Mesela bizim evde, en küçük kardeş kişisi saltanat sürdü hep, kıyamazdık, atem tutem ben seni, şekere katem ben seni kıvamı bir hayat yaşattık şebeğe!
Hala da öyledir bizim için.
Eşşeek kadar adam oldu, halâ kıyamayız, en sikimsonik işlerini halleder, canının sıkılmasına izin vermeyiz.
iki ablası değil, iki pehlivanı olan şanslı bir köppeek, canımızın içi!
Bizim evde de tam tersiydi. En küçük benim. annem ya da abilerim hiçbir şey yaptırmazlardı bana ama ablam arada bir delirir dolabımı toplatırdı yeter artık bıktım senin dağınıklığından diyerek swh.
evin en küçük ferdinin, ev halkının ıvır zıvır işlerini yerine getirmesi durumu.

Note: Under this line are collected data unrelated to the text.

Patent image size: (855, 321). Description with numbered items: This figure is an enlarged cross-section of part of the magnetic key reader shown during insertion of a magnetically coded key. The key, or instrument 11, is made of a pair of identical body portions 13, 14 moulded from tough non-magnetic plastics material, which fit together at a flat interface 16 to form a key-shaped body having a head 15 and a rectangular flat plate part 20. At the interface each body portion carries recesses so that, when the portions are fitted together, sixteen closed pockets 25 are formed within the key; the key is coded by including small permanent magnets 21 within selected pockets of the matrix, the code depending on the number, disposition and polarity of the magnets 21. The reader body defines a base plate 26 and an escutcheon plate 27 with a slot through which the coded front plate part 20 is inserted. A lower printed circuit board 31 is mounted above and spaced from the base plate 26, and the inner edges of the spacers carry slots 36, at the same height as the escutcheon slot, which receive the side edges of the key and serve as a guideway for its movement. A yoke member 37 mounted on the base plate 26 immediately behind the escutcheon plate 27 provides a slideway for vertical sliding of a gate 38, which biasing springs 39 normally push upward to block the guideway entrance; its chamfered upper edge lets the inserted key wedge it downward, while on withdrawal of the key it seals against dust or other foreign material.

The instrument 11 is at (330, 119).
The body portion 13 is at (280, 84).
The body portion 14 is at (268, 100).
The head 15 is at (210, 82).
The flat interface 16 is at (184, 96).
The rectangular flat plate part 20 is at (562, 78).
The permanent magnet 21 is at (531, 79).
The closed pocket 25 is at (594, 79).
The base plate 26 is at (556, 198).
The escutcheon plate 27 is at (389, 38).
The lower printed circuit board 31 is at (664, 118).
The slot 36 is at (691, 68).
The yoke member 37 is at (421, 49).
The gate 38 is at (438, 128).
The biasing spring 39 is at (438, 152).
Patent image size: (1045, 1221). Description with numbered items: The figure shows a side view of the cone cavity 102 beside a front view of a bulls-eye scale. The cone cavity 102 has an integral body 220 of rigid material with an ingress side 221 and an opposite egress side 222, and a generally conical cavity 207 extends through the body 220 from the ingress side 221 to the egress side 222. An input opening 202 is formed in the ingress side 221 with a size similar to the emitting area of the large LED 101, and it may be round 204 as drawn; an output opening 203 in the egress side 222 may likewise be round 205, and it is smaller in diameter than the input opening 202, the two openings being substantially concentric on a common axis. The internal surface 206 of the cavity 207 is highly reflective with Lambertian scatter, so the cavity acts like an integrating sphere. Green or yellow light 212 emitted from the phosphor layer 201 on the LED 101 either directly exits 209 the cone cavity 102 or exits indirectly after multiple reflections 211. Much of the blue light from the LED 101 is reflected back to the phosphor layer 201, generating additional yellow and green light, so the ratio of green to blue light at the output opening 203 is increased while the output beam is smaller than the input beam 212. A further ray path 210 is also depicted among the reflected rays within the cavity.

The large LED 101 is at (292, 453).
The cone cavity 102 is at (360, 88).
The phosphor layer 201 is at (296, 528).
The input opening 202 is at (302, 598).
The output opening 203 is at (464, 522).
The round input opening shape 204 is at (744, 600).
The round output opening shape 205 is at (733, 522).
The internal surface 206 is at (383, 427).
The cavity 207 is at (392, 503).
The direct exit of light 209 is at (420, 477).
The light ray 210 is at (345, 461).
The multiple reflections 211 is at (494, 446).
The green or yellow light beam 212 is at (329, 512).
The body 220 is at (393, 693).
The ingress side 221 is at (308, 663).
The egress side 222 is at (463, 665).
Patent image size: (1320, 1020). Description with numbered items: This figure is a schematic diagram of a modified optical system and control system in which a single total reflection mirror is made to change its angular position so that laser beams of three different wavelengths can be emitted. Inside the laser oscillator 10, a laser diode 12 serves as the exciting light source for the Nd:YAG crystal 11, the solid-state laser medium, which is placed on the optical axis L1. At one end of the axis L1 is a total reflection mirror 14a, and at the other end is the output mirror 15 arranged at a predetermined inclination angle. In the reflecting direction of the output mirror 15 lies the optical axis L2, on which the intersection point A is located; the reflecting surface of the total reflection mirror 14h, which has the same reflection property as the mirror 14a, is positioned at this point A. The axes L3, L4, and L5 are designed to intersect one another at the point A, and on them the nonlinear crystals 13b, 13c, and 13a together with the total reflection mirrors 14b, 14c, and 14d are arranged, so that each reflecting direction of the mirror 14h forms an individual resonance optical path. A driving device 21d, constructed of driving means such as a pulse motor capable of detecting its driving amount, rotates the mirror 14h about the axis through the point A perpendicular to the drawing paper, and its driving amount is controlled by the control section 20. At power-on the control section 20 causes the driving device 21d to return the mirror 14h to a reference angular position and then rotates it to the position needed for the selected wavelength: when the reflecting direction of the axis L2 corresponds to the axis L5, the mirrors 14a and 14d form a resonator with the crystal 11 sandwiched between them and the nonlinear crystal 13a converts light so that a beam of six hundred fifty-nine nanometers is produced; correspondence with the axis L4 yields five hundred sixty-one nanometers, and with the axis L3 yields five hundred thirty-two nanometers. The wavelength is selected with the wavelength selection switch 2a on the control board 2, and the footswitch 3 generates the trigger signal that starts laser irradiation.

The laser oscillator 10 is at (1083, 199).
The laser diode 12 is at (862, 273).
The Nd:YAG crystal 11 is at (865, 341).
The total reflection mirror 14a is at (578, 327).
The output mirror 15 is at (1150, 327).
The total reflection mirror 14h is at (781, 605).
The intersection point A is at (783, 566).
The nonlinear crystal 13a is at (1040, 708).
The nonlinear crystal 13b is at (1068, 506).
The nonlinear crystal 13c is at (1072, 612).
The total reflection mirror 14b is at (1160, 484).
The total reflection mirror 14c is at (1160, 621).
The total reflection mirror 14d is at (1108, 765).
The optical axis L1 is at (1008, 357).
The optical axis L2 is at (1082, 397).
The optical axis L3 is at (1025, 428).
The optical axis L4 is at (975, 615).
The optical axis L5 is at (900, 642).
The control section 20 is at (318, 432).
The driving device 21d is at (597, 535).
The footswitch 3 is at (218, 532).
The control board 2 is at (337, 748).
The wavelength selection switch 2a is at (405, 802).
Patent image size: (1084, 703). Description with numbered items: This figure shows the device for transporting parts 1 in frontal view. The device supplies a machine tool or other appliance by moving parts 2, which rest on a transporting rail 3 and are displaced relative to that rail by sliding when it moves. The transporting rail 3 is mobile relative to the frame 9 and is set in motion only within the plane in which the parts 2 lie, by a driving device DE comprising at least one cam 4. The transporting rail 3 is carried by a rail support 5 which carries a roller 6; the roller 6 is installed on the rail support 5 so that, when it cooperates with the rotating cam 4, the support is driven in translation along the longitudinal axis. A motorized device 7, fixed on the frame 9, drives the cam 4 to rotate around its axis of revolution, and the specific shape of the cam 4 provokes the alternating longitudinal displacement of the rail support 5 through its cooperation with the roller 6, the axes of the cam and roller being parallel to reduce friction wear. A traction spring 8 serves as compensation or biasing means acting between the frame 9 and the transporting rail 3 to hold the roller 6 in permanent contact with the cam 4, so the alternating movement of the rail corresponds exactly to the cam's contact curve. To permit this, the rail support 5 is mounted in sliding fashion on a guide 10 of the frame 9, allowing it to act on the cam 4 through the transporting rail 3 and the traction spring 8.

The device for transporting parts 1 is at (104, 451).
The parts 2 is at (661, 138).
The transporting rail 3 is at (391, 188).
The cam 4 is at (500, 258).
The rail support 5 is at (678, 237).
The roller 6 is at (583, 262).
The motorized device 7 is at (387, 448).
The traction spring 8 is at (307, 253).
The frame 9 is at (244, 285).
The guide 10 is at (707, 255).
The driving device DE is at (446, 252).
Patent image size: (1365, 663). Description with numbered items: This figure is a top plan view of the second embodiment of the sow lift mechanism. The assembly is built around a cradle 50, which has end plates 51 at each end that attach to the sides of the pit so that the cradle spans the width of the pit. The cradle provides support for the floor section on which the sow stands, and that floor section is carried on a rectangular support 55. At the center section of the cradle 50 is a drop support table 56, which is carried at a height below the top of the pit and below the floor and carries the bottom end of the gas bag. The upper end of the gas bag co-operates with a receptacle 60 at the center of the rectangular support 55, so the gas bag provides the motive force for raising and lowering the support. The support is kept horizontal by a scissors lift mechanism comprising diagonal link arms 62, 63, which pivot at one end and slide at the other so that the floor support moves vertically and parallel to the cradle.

en nefret ettiği, oyunun tam en güzel yerinde ya da çizgi filmin en heyecanlı yerinde annesi tarafından bakkala gitmekle yükümlü tutulmaktır.
"o zaman para üstü benim" denir.
ya da muhakkak alınmayacak olan abur cuburu almaya hak kazanılır.
çok beteri için;
(bkz: evin tek çocuğu olmak)
çünkü evin hep en küçüğüsünüzdür. kaçış yoktur.